Je vais commencer par ce qui s'est passé durant l'année en cours, plutôt mouvementé d'un point de vue administratif, et terminer par un bref bilan de ma charge."
"Concernant la sécurité de nos mers, c'était devenu une habitude, ça l'est toujours, la présence de la piraterie est à un niveau minimum. Nos patrouilles ont encore une fois fait une bonne année, assurant la sécurité de tous. Je ne vais donc pas m'étendre, il y a peu à dire.
J'ai cependant ordonné la fermeture des ports relevant de ma zone, tout en demandant à la marine de coopérer autant qu'elle peut et d'apporter tout le secours possible aux autorités locales pour lutter contre l'épidémie..."
"Le renouvellement de la flotte vient de s'achever, le maître Rabilius me l'a confirmé. Notre flotte est donc extrêmement moderne et c'est une arme dont nous pouvons être fiers. Je rappelle que la seule flotte qui a échappé au renouvellement est la flotte de Tarente, non pas pour des raisons budgétaires, mais surtout parce que les navires tarentais, bâtis par les Grecs, étaient déjà en avance par rapport à nos propres connaissances. Un renouvellement ne s'imposait donc pas.
Ce renouvellement qui s'achève et me permet de laisser à mon successeur une flotte flambant neuve est dû, ne l'oublions pas, au grand sens républicain de la sodalité de Neptune qui a tout fait et s'est mis dans une situation impossible pour honorer la commande que la République avait passée malgré ses défauts de paiements.

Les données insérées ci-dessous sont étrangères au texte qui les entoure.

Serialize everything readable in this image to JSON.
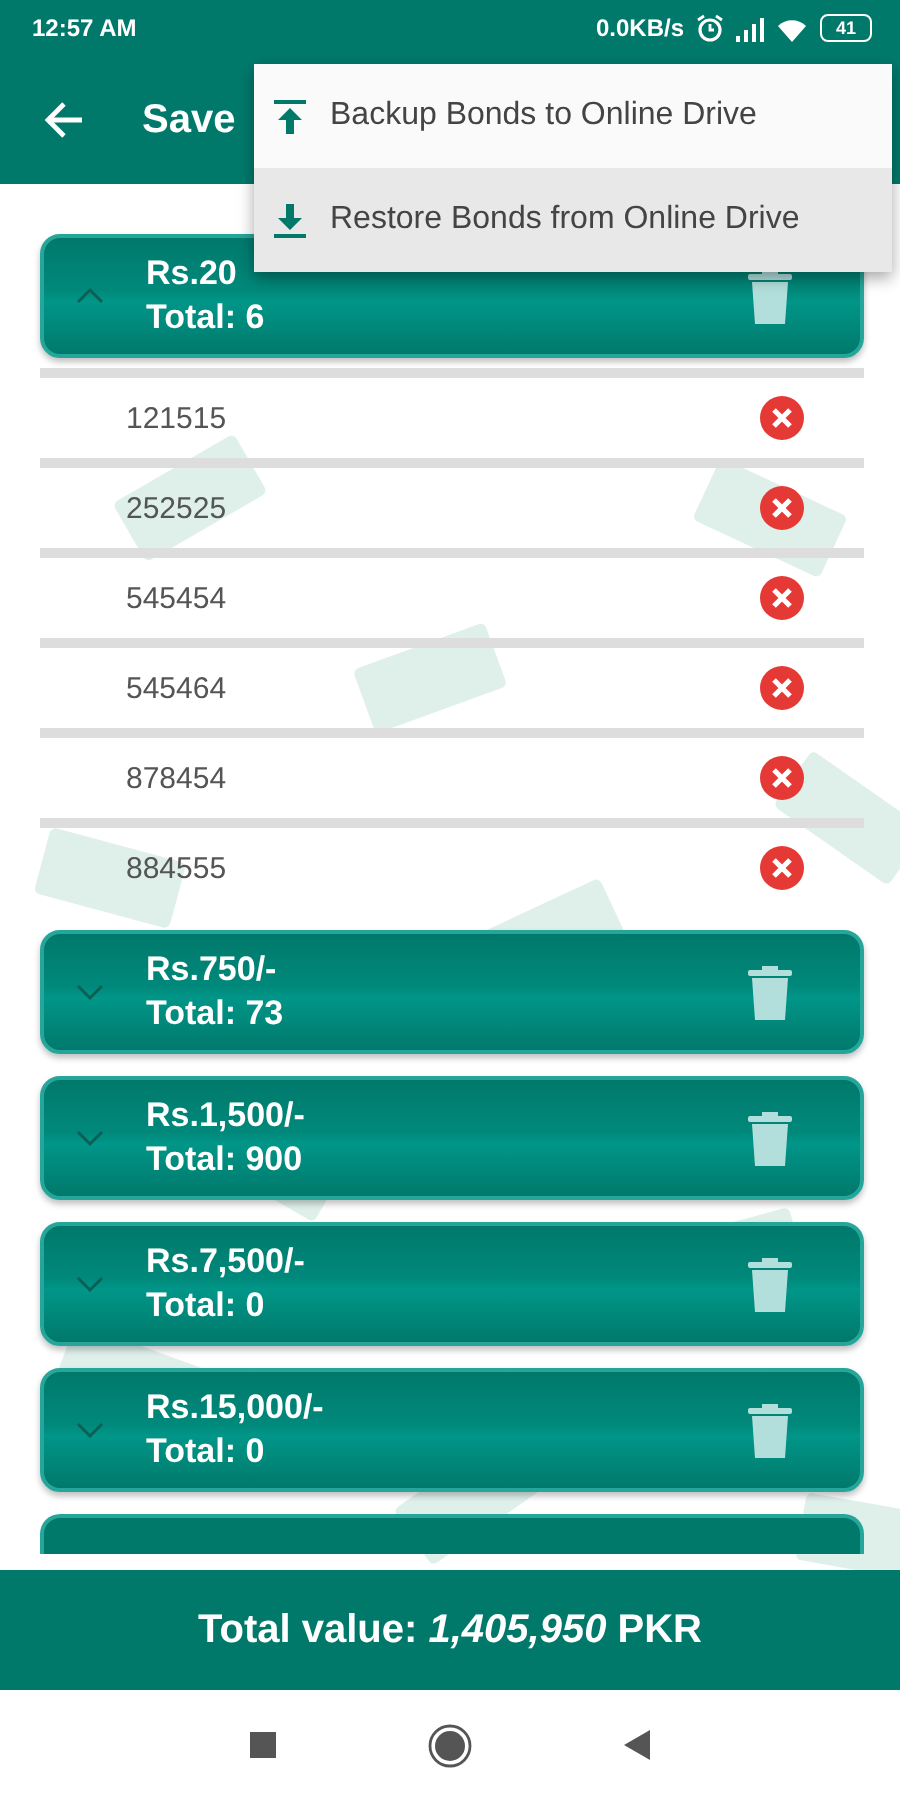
{
  "status_bar": {
    "time": "12:57 AM",
    "speed": "0.0KB/s",
    "battery": "41"
  },
  "app_bar": {
    "title": "Save"
  },
  "menu": [
    {
      "label": "Backup Bonds to Online Drive",
      "selected": false
    },
    {
      "label": "Restore Bonds from Online Drive",
      "selected": true
    }
  ],
  "groups": [
    {
      "amount": "Rs.20",
      "total": "Total: 6",
      "expanded": true,
      "bonds": [
        "121515",
        "252525",
        "545454",
        "545464",
        "878454",
        "884555"
      ]
    },
    {
      "amount": "Rs.750/-",
      "total": "Total: 73",
      "expanded": false
    },
    {
      "amount": "Rs.1,500/-",
      "total": "Total: 900",
      "expanded": false
    },
    {
      "amount": "Rs.7,500/-",
      "total": "Total: 0",
      "expanded": false
    },
    {
      "amount": "Rs.15,000/-",
      "total": "Total: 0",
      "expanded": false
    }
  ],
  "more_groups_below": true,
  "footer": {
    "label": "Total value:",
    "value": "1,405,950",
    "currency": "PKR"
  }
}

Cela me donne une transition toute trouvée pour indiquer le règlement de la sodalité de Neptune. Depuis des années, la République différait le paiement de neuf millions d'as. Je dois ici souligner l'extrême réactivité du Questeur Sempronius alors. J'ai déjà eu l'occasion de le dire : je n'apprécie pas tous ses propos ni son comportement, mais objectivement parlant, et pour ce qui concerne la marine, je tiens à insister sur la rapidité du seul Questeur Sempronius pour ces questions..."

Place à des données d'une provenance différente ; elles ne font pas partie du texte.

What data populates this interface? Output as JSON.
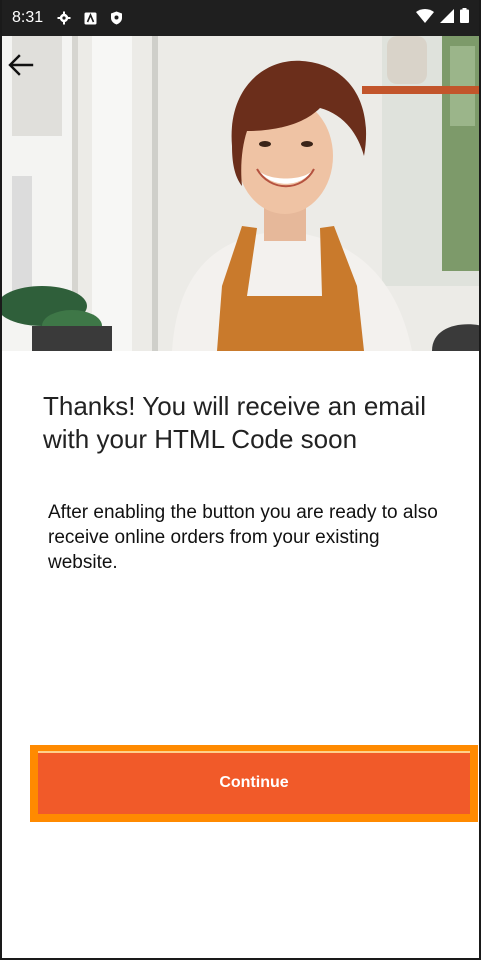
{
  "status_bar": {
    "time": "8:31",
    "icons_left": [
      "gear-icon",
      "a-box-icon",
      "shield-icon"
    ],
    "icons_right": [
      "wifi-icon",
      "cell-signal-icon",
      "battery-icon"
    ]
  },
  "navigation": {
    "back_icon": "arrow-left-icon"
  },
  "content": {
    "headline": "Thanks! You will receive an email with your HTML Code soon",
    "body": "After enabling the button you are ready to also receive online orders from your existing website."
  },
  "actions": {
    "continue_label": "Continue"
  },
  "colors": {
    "status_bar": "#1f1f1f",
    "button": "#f15a29",
    "button_highlight": "#ff8a00",
    "text": "#222222"
  }
}
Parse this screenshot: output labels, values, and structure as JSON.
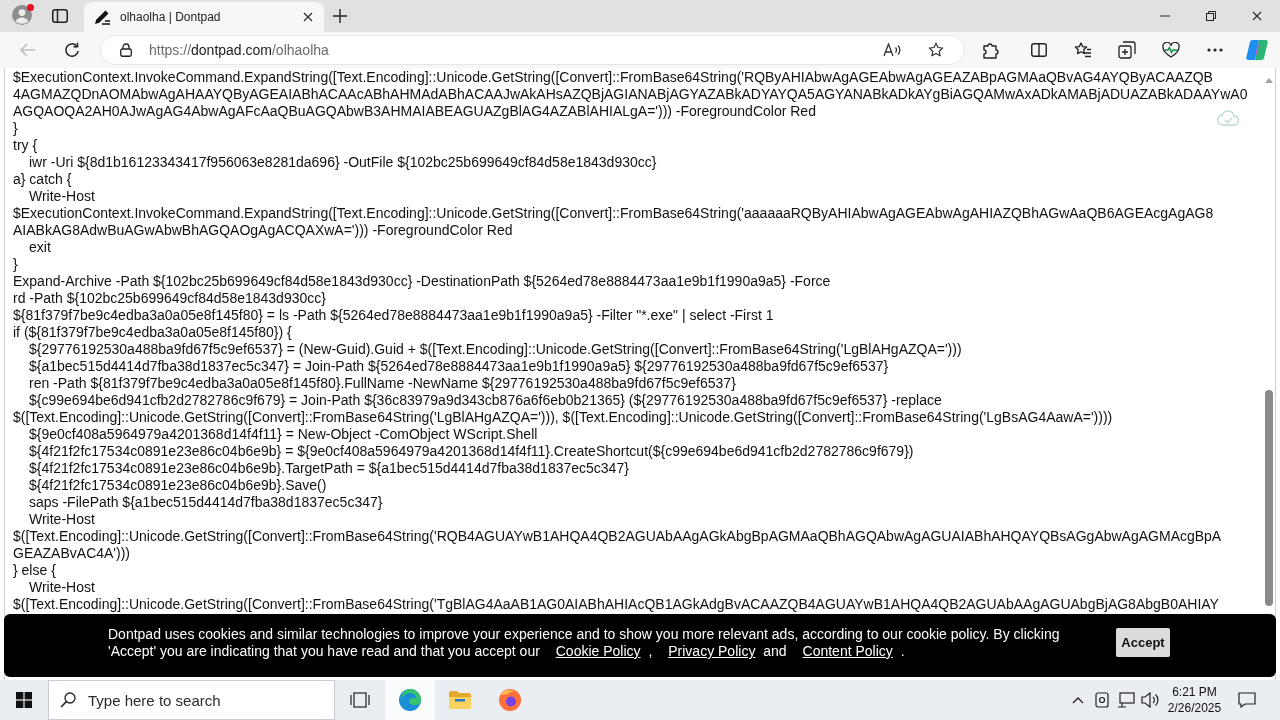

C'est aussi lors de sa visite à la maison de la flotte et à une réunion avec mon État-Major qu'a pu être réglé le problème de l'entretien de la flotte, qui avait été délaissée pendant deux années. Heureusement, nos bateaux sortant de nos chantiers navals, il n'y eut aucun problème pour cette fois. Le Questeur Sempronius s'est chargé de payer l'entretien et les salaires en retard.
Grâce à sa célérité, je peux donc laisser à mon successeur une marine parfaitement organisée, et sans aucun problème. Le budget a été payé. Toutefois, mais le problème n'est pas nouveau, il serait bon que l'entretien de la flotte devienne une dépense automatique sans que le Navarque ait chaque année à se rendre auprès de la Questure, étant donné le montant relativement stable de l'entretien.

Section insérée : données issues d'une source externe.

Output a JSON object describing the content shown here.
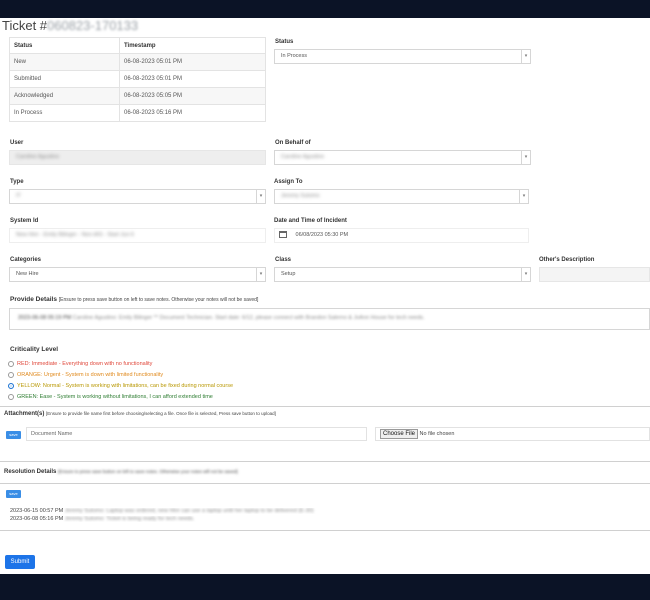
{
  "ticket": {
    "title_prefix": "Ticket #",
    "title_id": "060823-170133"
  },
  "status_table": {
    "headers": [
      "Status",
      "Timestamp"
    ],
    "rows": [
      [
        "New",
        "06-08-2023 05:01 PM"
      ],
      [
        "Submitted",
        "06-08-2023 05:01 PM"
      ],
      [
        "Acknowledged",
        "06-08-2023 05:05 PM"
      ],
      [
        "In Process",
        "06-08-2023 05:16 PM"
      ]
    ]
  },
  "status_field": {
    "label": "Status",
    "value": "In Process"
  },
  "user_field": {
    "label": "User",
    "value": "Caroline Agustino"
  },
  "on_behalf_field": {
    "label": "On Behalf of",
    "value": "Caroline Agustino"
  },
  "type_field": {
    "label": "Type",
    "value": "IT"
  },
  "assign_to_field": {
    "label": "Assign To",
    "value": "Jeremy Sutomo"
  },
  "system_id_field": {
    "label": "System Id",
    "value": "New Hire - Emily Bilinger - Non-IAS - Start Jun 6"
  },
  "datetime_field": {
    "label": "Date and Time of Incident",
    "value": "06/08/2023 05:30 PM",
    "icon": "calendar-icon"
  },
  "categories_field": {
    "label": "Categories",
    "value": "New Hire"
  },
  "class_field": {
    "label": "Class",
    "value": "Setup"
  },
  "other_desc_field": {
    "label": "Other's Description",
    "value": ""
  },
  "provide_details": {
    "label": "Provide Details",
    "hint": "[Ensure to press save button on left to save notes. Otherwise your notes will not be saved]",
    "prefix": "2023-06-08 05:19 PM",
    "text": "Caroline Agustino: Emily Bilinger ** Document Technician. Start date: 6/12, please connect with Brandon Salerno & JoAnn House for tech needs."
  },
  "criticality": {
    "label": "Criticality Level",
    "options": [
      {
        "text": "RED: Immediate - Everything down with no functionality",
        "color": "#e0483b",
        "selected": false
      },
      {
        "text": "ORANGE: Urgent - System is down with limited functionality",
        "color": "#e08a1e",
        "selected": false
      },
      {
        "text": "YELLOW: Normal - System is working with limitations, can be fixed during normal course",
        "color": "#c9a400",
        "selected": true
      },
      {
        "text": "GREEN: Ease - System is working without limitations, I can afford extended time",
        "color": "#2e7d32",
        "selected": false
      }
    ]
  },
  "attachments": {
    "label": "Attachment(s)",
    "hint": "[Ensure to provide file name first before choosing/selecting a file. Once file is selected, Press save button to upload]",
    "save_label": "save",
    "doc_placeholder": "Document Name",
    "choose_label": "Choose File",
    "no_file": "No file chosen"
  },
  "resolution": {
    "label": "Resolution Details",
    "hint": "[Ensure to press save button on left to save notes. Otherwise your notes will not be saved]",
    "save_label": "save",
    "entries": [
      {
        "prefix": "2023-06-15 00:57 PM",
        "text": "Jeremy Sutomo: Laptop was ordered, new Hire can use a laptop until her laptop to be delivered (E-30)"
      },
      {
        "prefix": "2023-06-08 05:16 PM",
        "text": "Jeremy Sutomo: Ticket is being ready for tech needs."
      }
    ]
  },
  "submit_label": "Submit"
}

Voici d'ailleurs quelques chiffres concernant notre flotte. La composition n'a pas changé et reste à 103 trirèmes, 134 birèmes, 50 navires légers et 160 transports.
Cela demande un budget annuel de 6 290 000 as, comprenant 1 470 000 as d'entretien de navire et 4 820 000 as de salaires. À noter qu'en cas de guerre, pour information, les salaires passent à 4 940 000 as, du fait de l'augmentation des salaires des légionnaires marins.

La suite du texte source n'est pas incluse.